Всех, кто труслив и бесчестен, кто любит ложь и доносы, Пусть настигнет кара в сакле и средь дворца. Пусть они умирают от рвоты и от поноса, Чтобы во всем Дагестане – ни труса, ни подлеца!
Все повскакали с места, каждый, как видно, рад бы Снова послушать речи, смелые, без прикрас. – Нет, для другого рога будет другая свадьба, Будет другое время, выпадет нужный час.
Три дня подряд и три ночи свадьба в Шуре гремела, Пять барабанов, бубны, чонгуры, сазы, зурны… Смешалось умное с глупым, смешалось черное с белым, Пьяные были трезвыми, а трезвые были пьяны.
Но кончились танцы и пенье, затихли шумные тосты, Самое длинное пиршество имеет конец, увы. По всем от Шуры дорогам растекаться начали гости, Как возвращается стадо, наевшись сочной травы.
Так и спектакль кончается, и опускается занавес. Стирают с лица лицедеи черный и жирный грим. И забывают роли, что в спектакле достались им. Каждый опять становится только собой самим.
Огни под котлами погашены. Где же княжна хунзахская? Грудью она прижалась в спальне к стеклу окна. Жених еще не явился, но постель широкая застлана, Ждет молодого тела, ждет Саадат она.
Дождик пошел за стеклами, сначала мелкий и редкий, Потом ударила молния, словно выстрел в упор. Море забушевало, словно бы тоже в клетке. Испуганная принцесса падает на ковер.

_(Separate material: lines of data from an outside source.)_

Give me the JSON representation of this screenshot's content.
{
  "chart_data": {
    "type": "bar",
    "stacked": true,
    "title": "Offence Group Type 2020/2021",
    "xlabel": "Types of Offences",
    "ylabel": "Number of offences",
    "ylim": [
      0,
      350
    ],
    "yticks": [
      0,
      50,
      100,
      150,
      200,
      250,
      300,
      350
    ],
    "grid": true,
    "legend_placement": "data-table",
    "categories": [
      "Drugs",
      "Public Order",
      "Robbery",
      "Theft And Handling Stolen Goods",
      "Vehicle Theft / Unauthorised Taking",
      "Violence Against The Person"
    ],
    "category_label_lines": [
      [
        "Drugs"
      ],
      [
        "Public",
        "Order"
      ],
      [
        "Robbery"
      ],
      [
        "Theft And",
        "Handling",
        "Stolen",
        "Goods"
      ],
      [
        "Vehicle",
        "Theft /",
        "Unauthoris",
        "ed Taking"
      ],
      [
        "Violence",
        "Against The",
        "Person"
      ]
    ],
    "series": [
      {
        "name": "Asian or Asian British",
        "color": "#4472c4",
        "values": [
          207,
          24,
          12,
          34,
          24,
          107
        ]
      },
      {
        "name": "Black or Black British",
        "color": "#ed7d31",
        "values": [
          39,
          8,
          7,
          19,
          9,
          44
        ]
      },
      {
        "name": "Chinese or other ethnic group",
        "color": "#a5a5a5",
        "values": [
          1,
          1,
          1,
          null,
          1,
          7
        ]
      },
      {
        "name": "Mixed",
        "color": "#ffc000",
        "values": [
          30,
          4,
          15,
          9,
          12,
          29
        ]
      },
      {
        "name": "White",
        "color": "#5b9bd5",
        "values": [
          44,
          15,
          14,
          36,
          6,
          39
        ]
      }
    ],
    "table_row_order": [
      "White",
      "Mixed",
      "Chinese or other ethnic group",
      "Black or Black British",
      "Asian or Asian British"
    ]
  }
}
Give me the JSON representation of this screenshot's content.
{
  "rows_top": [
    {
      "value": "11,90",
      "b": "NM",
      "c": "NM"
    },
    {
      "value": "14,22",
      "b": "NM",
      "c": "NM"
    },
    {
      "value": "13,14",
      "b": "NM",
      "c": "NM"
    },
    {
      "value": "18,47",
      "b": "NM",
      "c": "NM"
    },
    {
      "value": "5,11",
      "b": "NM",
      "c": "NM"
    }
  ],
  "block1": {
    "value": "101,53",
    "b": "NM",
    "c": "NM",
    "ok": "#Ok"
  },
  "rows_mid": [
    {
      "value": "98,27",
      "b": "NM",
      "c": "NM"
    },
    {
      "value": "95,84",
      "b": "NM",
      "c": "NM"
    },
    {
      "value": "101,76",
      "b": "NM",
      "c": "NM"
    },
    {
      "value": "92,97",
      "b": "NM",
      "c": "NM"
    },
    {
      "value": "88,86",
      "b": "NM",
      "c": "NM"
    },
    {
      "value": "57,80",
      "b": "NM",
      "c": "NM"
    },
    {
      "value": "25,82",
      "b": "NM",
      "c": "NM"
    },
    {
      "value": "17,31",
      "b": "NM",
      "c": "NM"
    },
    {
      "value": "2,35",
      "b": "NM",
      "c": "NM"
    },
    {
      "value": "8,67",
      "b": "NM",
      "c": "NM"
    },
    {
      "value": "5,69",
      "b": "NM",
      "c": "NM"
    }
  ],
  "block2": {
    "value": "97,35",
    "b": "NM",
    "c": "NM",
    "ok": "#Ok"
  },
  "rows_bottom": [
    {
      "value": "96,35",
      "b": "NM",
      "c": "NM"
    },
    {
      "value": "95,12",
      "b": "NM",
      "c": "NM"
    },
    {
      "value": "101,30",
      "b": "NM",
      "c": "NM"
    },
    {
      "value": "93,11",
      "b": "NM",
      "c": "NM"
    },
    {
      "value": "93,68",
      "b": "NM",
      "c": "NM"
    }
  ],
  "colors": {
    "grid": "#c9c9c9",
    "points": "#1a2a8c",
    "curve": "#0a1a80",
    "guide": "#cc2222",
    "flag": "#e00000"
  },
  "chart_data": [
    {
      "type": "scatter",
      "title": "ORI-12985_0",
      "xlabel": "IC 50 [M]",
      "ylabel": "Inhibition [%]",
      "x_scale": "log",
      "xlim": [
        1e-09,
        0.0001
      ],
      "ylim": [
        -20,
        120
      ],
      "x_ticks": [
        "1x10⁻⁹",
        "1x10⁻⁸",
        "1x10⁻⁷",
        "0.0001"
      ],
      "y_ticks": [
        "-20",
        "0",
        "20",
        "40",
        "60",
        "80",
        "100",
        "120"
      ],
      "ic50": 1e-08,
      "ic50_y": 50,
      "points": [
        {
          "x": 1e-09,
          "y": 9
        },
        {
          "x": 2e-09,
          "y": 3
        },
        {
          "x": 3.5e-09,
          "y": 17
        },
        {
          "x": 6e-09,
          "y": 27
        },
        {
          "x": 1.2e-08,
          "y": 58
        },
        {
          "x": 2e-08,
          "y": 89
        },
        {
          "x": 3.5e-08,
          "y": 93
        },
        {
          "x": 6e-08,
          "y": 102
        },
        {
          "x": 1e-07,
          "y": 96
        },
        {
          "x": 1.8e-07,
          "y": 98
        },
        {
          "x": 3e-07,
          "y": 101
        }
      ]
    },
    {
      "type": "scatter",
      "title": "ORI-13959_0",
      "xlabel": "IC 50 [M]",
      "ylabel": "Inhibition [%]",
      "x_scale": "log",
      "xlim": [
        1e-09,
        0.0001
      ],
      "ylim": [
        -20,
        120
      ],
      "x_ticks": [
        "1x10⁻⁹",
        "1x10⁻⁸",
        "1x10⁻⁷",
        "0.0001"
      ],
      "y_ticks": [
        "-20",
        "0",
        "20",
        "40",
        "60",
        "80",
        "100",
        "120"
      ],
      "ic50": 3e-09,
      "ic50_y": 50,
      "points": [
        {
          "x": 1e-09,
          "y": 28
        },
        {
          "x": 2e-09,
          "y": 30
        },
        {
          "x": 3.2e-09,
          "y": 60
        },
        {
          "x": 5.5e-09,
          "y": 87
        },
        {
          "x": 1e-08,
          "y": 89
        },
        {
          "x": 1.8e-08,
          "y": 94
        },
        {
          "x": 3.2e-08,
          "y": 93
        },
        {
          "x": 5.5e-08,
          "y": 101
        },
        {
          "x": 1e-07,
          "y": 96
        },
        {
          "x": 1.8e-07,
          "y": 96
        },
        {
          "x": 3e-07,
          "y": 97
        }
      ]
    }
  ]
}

Над ней жених наклонился, держит. Прощай, надежда. Ей захотелось вырваться и броситься вниз, в окно. Но подошли прислужницы, снимают с нее одежду, Кладут ее на подушки, на белое полотно.
Никто никогда не касался даже одежд девицы, Никто не мечтал и в мыслях коснуться ее, и вот В объятьях черного ворона трепещет белая птица! Мужчина глядит бесстыже на плечи, грудь и живот.